Taymon Domzalski

Personal information
- Born: May 7, 1977 (age 48) Lovington, New Mexico, U.S.
- Listed height: 6 ft 10 in (2.08 m)
- Listed weight: 240 lb (109 kg)

Career information
- High school: New Mexico Military Institute (Roswell, New Mexico)
- College: Duke (1995–1999)
- NBA draft: 1999: undrafted
- Position: Power forward / center
- Number: 40, 13

Career highlights
- ACC All-Freshman team (1996); McDonald's All-American (1995); Second-team Parade All-American (1995);

= Taymon Domzalski =

American basketball player (born 1977)

Jerome Taymon Domzalski (born May 7, 1977) is an American former professional basketball player. At 6-foot, 10-inches, he played center and power forward positions throughout his collegiate and professional basketball career. He is the first and only scholarship athlete to have played for Mike Krzyzewski and also earn a medical degree and become a physician.

==Early life==
Domzalski grew up in Lovington, New Mexico with future Hall of Fame NFL linebacker Brian Urlacher. Urlacher makes reference to Domzalski in his children's book "The Middle School Rules of Brian Urlacher". There Urlacher describes Domzalski as "a gifted athlete who could do it all" and who brought national attention and excitement to Lovington with visits from famous college coaches including Bobby Knight of Indiana, Roy Williams of Kansas, Mike Krzyzewski of Duke, and Jim Harrick of UCLA who visited their small town of Lovington to check out Taymon in person.

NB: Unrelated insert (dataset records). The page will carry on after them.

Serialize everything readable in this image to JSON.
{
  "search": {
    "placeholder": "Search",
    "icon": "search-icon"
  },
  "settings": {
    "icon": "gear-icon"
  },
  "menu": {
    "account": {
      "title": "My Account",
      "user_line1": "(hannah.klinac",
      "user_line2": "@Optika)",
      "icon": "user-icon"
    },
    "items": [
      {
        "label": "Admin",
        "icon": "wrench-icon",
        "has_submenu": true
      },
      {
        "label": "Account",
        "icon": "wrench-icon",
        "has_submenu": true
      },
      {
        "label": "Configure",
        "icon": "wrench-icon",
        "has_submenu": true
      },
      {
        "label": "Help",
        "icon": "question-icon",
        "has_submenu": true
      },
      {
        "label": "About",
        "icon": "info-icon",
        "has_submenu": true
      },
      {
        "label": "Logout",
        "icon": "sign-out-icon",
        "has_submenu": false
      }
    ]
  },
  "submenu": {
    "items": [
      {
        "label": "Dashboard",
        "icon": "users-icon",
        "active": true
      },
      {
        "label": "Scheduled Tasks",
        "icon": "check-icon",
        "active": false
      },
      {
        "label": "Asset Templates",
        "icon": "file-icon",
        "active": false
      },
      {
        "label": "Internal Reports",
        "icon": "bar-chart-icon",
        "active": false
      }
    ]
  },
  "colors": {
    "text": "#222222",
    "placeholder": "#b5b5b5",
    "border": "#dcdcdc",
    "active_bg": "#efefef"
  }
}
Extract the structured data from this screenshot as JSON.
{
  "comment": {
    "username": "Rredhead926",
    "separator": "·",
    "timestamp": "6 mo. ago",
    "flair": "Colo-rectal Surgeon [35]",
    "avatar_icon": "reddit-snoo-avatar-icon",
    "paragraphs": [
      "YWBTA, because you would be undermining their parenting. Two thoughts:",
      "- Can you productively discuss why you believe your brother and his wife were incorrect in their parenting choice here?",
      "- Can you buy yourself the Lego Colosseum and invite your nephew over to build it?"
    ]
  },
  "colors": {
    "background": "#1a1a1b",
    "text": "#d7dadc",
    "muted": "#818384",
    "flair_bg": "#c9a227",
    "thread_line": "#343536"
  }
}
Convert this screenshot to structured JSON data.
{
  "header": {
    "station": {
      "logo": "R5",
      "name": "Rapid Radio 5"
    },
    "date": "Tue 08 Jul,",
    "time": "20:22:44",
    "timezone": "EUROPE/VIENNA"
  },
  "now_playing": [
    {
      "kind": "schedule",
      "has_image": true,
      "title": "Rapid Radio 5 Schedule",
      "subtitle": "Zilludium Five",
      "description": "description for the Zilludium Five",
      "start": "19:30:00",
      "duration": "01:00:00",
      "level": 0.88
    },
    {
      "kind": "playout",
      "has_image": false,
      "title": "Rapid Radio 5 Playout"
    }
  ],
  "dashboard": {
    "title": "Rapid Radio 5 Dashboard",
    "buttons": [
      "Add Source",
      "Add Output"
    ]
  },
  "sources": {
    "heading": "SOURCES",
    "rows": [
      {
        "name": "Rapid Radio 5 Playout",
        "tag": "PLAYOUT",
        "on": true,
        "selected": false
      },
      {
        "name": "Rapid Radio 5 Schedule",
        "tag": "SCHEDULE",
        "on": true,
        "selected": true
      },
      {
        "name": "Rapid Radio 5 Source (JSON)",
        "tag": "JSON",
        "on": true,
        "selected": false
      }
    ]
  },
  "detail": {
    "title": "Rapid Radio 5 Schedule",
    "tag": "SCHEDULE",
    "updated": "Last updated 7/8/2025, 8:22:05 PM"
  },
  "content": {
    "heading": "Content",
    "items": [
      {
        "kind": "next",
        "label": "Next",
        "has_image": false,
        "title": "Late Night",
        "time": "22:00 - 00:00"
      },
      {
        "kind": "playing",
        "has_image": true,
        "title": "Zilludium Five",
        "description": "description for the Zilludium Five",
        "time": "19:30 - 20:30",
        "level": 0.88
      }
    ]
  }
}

Domzalski transferred to New Mexico Military Institute (NMMI) his senior year of High School. Highly recruited, he turned down offers from UCLA, Kentucky, North Carolina, Kansas, among others, to attend Duke University. Beyond being named to the Parade All-American and McDonald's All-American basketball teams with Kevin Garnett, Paul Pierce, Chauncey Billups, Vince Carter, Antawn Jamison, and Stephon Marbury, Domzalski graduated at the top of his class at NMMI and was named the 1995 Dial Award Winner as the top male student-athlete in the United States along with the top female student-athlete, Olympic gymnast Shannon Miller.

==College career==
Domzalski played for Mike Krzyzewski's Duke Blue Devils for four years and was named to the ACC All-Freshman team his first season at Duke. Through his years at Duke he played with Shane Battier, Steve Wojciechowski, Jeff Capel, Nate James, Roshown McLeod, Elton Brand, Corey Maggette and was coached by Quin Snyder, Johnny Dawkins, and Tommy Amaker. He helped his teams win three ACC Championships as well as NCAA tournament berths every year, including an Elite Eight finish in 1998 and the Final Four Championship game in 1999. Describing Domzalski in a post-game press conference Virginia Head Coach Pete Gillen said: "Domzalski is big, fast, and can shoot… If he came to Virginia, we'd build a monument to him right next to Jefferson. Maybe not quite as tall."

A true scholar-athlete, Domzalski was named to the Dean's List at Duke, won the team's Dr. Deryl Hart Award for academics, and was awarded the 1998 Paine Webber/ABC Sports National Scholar-Athlete of the Year. He graduated cum laude from Duke University with degrees in History and Chemistry.

==Professional career==
From 1999 to 2001, Domzalski played basketball professionally in the United States and Europe. In 2000, he was named the IBL Community Man of the Year. After retiring from professional sports, he enrolled in and graduated from the Duke University School of Medicine. He finished his medical training in California, completing the diagnostic radiology residency at the University of Southern California. He is the first and only scholarship athlete to have played for Mike Krzyzewski to earn a medical degree and become a physician. He currently practices medicine in Los Angeles, California.